Cecylia Barczyk is an American cellist based in Baltimore, Maryland.

==Education and early life ==
Barczyk was born in Bytom, Poland and began studying cello at a young age. She studied at the Chopin Academy of Music (Warsaw), Moscow Conservatory of Music.

In 1977, she went to study at Yale School of Music and in 1981 applied for political asylum in the United States saying that
I can't live in a country without democracy. My hopes have been with the Solidarity movement. To this end I have given many concerts in its support. And I want to continue my mission to assist the people of Poland in their struggle.

Three months later, the U.S. Government granted her asylum.

==Awards and prizes==
Barczyk won prizes at the Danczowski Cello Competition (Poznań), Pablo Casals Cello Competition (Budapest), Tchaikovsky Competition (Moscow), Aldo Parisot International Cello Competition (Brazil), J.S. Bach International Competition (Leipzig), Cassado International Cello Competition (Florence), and W.C. Byrd Young Artists Competition (Michigan).

The Maryland Chapter of the American String Teachers Association twice voted her "Teacher of the Year" (1995 and 2004). The Tianjin Conservatory of Music (China) named her a "Distinguished Honorary Professor." The International Friends of the Cello Association honored her with the "Award for Great Achievements in Cello Music." The International Music Tribute to Paderewski Committee honored her with the "Paderewki Award for Contributions to Society and Culture." The Minister of Culture of the Republic of Poland presented her with a medal of recognition for outstanding musical achievement.

==Teaching==
Since 1983, she has been Professor of Cello at Towson University (Maryland). Several of her students have received top prizes in national/international music competitions (including the Kumho International Competition in Helsinki, the Young Concert Artists Auditions of New York, and the Corpus Christi Young Artists Competition). She is a frequent adjudicator of international music competitions, and a regular faculty member of advanced summer music courses in the US and Europe. In 2003 she was appointed artistic director of the International Music Institute and Festival USA.
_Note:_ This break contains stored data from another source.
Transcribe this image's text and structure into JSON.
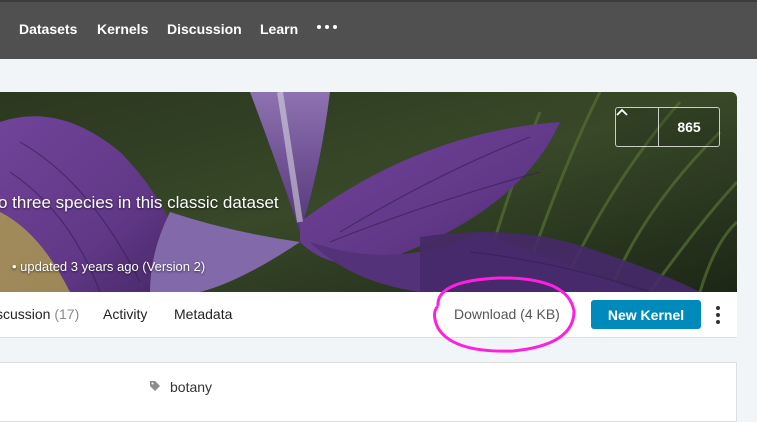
{
  "nav": {
    "links": [
      "Datasets",
      "Kernels",
      "Discussion",
      "Learn"
    ],
    "more_icon": "more-horizontal-icon"
  },
  "hero": {
    "title": "o three species in this classic dataset",
    "subtitle": "• updated 3 years ago (Version 2)",
    "upvote_icon": "chevron-up-icon",
    "vote_count": "865"
  },
  "tabs": {
    "discussion_label": "scussion",
    "discussion_count": "(17)",
    "activity_label": "Activity",
    "metadata_label": "Metadata"
  },
  "actions": {
    "download_label": "Download (4 KB)",
    "new_kernel_label": "New Kernel",
    "more_icon": "kebab-vertical-icon",
    "annotation_color": "#ff1fe0"
  },
  "card": {
    "tag_icon": "tag-icon",
    "tag_label": "botany"
  },
  "colors": {
    "nav_bg": "#505050",
    "primary_button": "#008abc",
    "page_bg": "#f2f5f7"
  }
}
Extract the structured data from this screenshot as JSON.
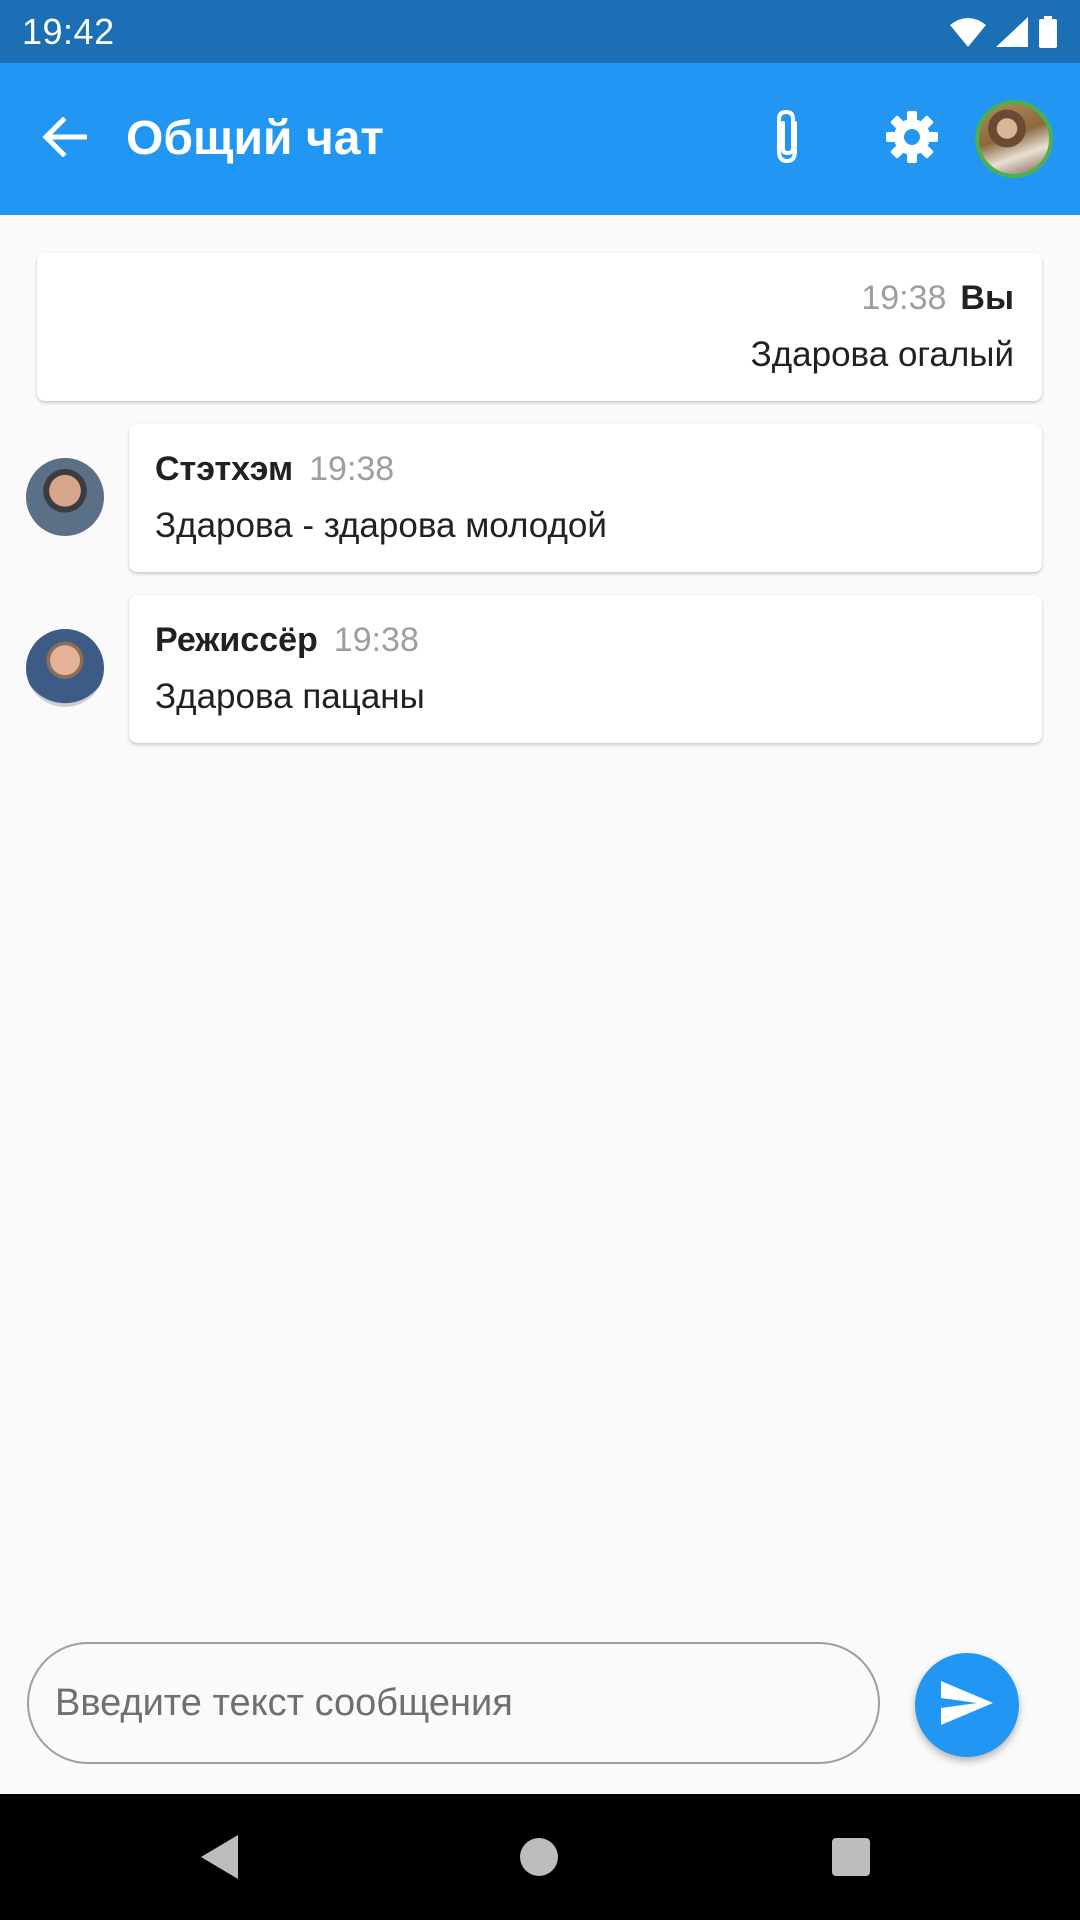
{
  "status_bar": {
    "time": "19:42",
    "icons": [
      "wifi-icon",
      "cell-signal-icon",
      "battery-icon"
    ]
  },
  "app_bar": {
    "title": "Общий чат",
    "back_icon": "arrow-left-icon",
    "attach_icon": "paperclip-icon",
    "settings_icon": "gear-icon",
    "profile_avatar": "user-avatar"
  },
  "messages": [
    {
      "author": "Вы",
      "time": "19:38",
      "text": "Здарова огалый",
      "own": true
    },
    {
      "author": "Стэтхэм",
      "time": "19:38",
      "text": "Здарова - здарова молодой",
      "own": false
    },
    {
      "author": "Режиссёр",
      "time": "19:38",
      "text": "Здарова пацаны",
      "own": false
    }
  ],
  "composer": {
    "placeholder": "Введите текст сообщения",
    "value": "",
    "send_icon": "send-icon"
  },
  "nav_bar": {
    "icons": [
      "nav-back-icon",
      "nav-home-icon",
      "nav-recents-icon"
    ]
  },
  "colors": {
    "status_bar": "#1c6fb5",
    "app_bar": "#2196f3",
    "background": "#fafafa",
    "send_button": "#2196f3",
    "avatar_ring": "#4caf50"
  }
}
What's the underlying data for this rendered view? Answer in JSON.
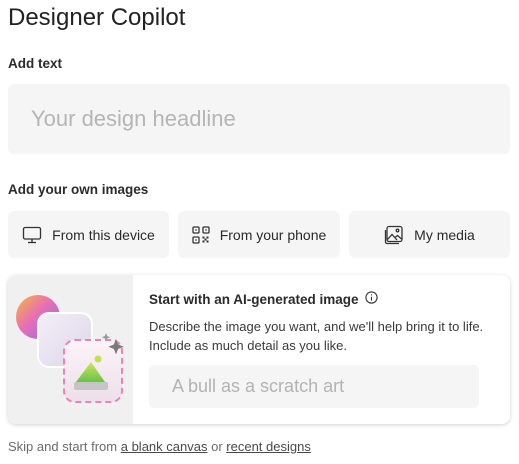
{
  "app": {
    "title": "Designer Copilot"
  },
  "add_text": {
    "label": "Add text",
    "placeholder": "Your design headline",
    "value": ""
  },
  "images": {
    "label": "Add your own images",
    "buttons": [
      {
        "label": "From this device",
        "icon": "monitor-icon"
      },
      {
        "label": "From your phone",
        "icon": "qr-code-icon"
      },
      {
        "label": "My media",
        "icon": "image-gallery-icon"
      }
    ]
  },
  "ai_card": {
    "title": "Start with an AI-generated image",
    "info_icon": "info-icon",
    "description": "Describe the image you want, and we'll help bring it to life. Include as much detail as you like.",
    "placeholder": "A bull as a scratch art",
    "value": ""
  },
  "footer": {
    "prefix": "Skip and start from",
    "blank_canvas": "a blank canvas",
    "connector": "or",
    "recent_designs": "recent designs"
  },
  "colors": {
    "field_background": "#f5f5f5",
    "text": "#2b2b2b",
    "placeholder": "#b5b5b5"
  }
}
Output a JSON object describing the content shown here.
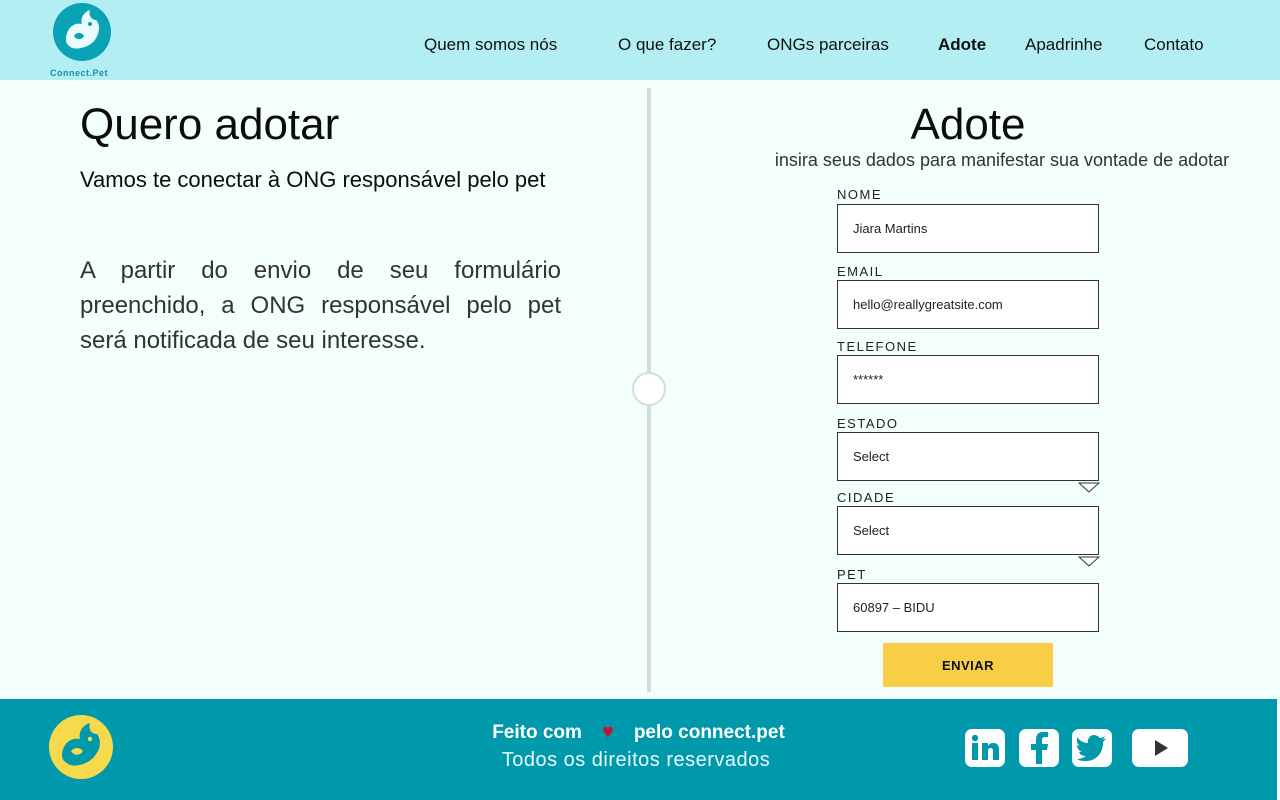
{
  "brand": {
    "name": "Connect.Pet"
  },
  "nav": {
    "items": [
      {
        "label": "Quem somos nós"
      },
      {
        "label": "O que fazer?"
      },
      {
        "label": "ONGs parceiras"
      },
      {
        "label": "Adote",
        "active": true
      },
      {
        "label": "Apadrinhe"
      },
      {
        "label": "Contato"
      }
    ]
  },
  "intro": {
    "title": "Quero adotar",
    "subtitle": "Vamos te conectar à ONG responsável pelo pet",
    "body": "A partir do envio de seu formulário preenchido, a ONG responsável pelo pet será notificada de seu interesse."
  },
  "form": {
    "title": "Adote",
    "subtitle": "insira seus dados para manifestar sua vontade de adotar",
    "fields": {
      "nome": {
        "label": "NOME",
        "value": "Jiara Martins"
      },
      "email": {
        "label": "EMAIL",
        "value": "hello@reallygreatsite.com"
      },
      "telefone": {
        "label": "TELEFONE",
        "value": "******"
      },
      "estado": {
        "label": "ESTADO",
        "value": "Select"
      },
      "cidade": {
        "label": "CIDADE",
        "value": "Select"
      },
      "pet": {
        "label": "PET",
        "value": "60897 – BIDU"
      }
    },
    "submit_label": "ENVIAR"
  },
  "footer": {
    "made_with_prefix": "Feito com",
    "made_with_suffix": "pelo connect.pet",
    "heart_icon": "♥",
    "rights": "Todos os direitos reservados",
    "social": [
      "linkedin-icon",
      "facebook-icon",
      "twitter-icon",
      "youtube-icon"
    ]
  },
  "colors": {
    "header_bg": "#b2eef2",
    "page_bg": "#f3fffd",
    "footer_bg": "#0098ab",
    "button_bg": "#f7ce46",
    "logo_teal": "#0aa3b5",
    "logo_yellow": "#f7d94c",
    "heart": "#c8102e"
  }
}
==International Cello festivals==
In 1986, Barczyk founded the International Cello Festival at Towson University. As Director of this festival, she has organized this festival on an annual basis, inviting renowned guest artists as well as talented young cellists. Recent festivals have had themed concerts, such as "Music for the Mind, Feet, and Soul," "Music from Vietnam," "Music from Iceland," and "Music for Peace in the Middle East." The 2006 festival included the world premiere of a composition by the American composer Jody Nagel for two cellos and orchestra (performed together with her daughter, Frances Borowsky). Barczyk has also been among the organizers of the World Cello Congresses in St. Petersburg and Baltimore. She also serves as a co-chair for the 2010 American Tribute to Chopin.

== Personal life ==
Barczyk married social scientist Dr. Charles Karol H. Borowsky, President of Intermuse Performing Artists Bureau. Borowsky has organized many international conferences and festivals dedicated to the promotion of music as a tool for cultural, social, and economic progress. He also plays the harmonica and occasionally performs together with his family. They have three children, all of who are professional musicians, among them Frances G. Borowsky. In a 2012 profile for The Catholic Review, Barczyk noted the ties between her family's music and their Catholic faith.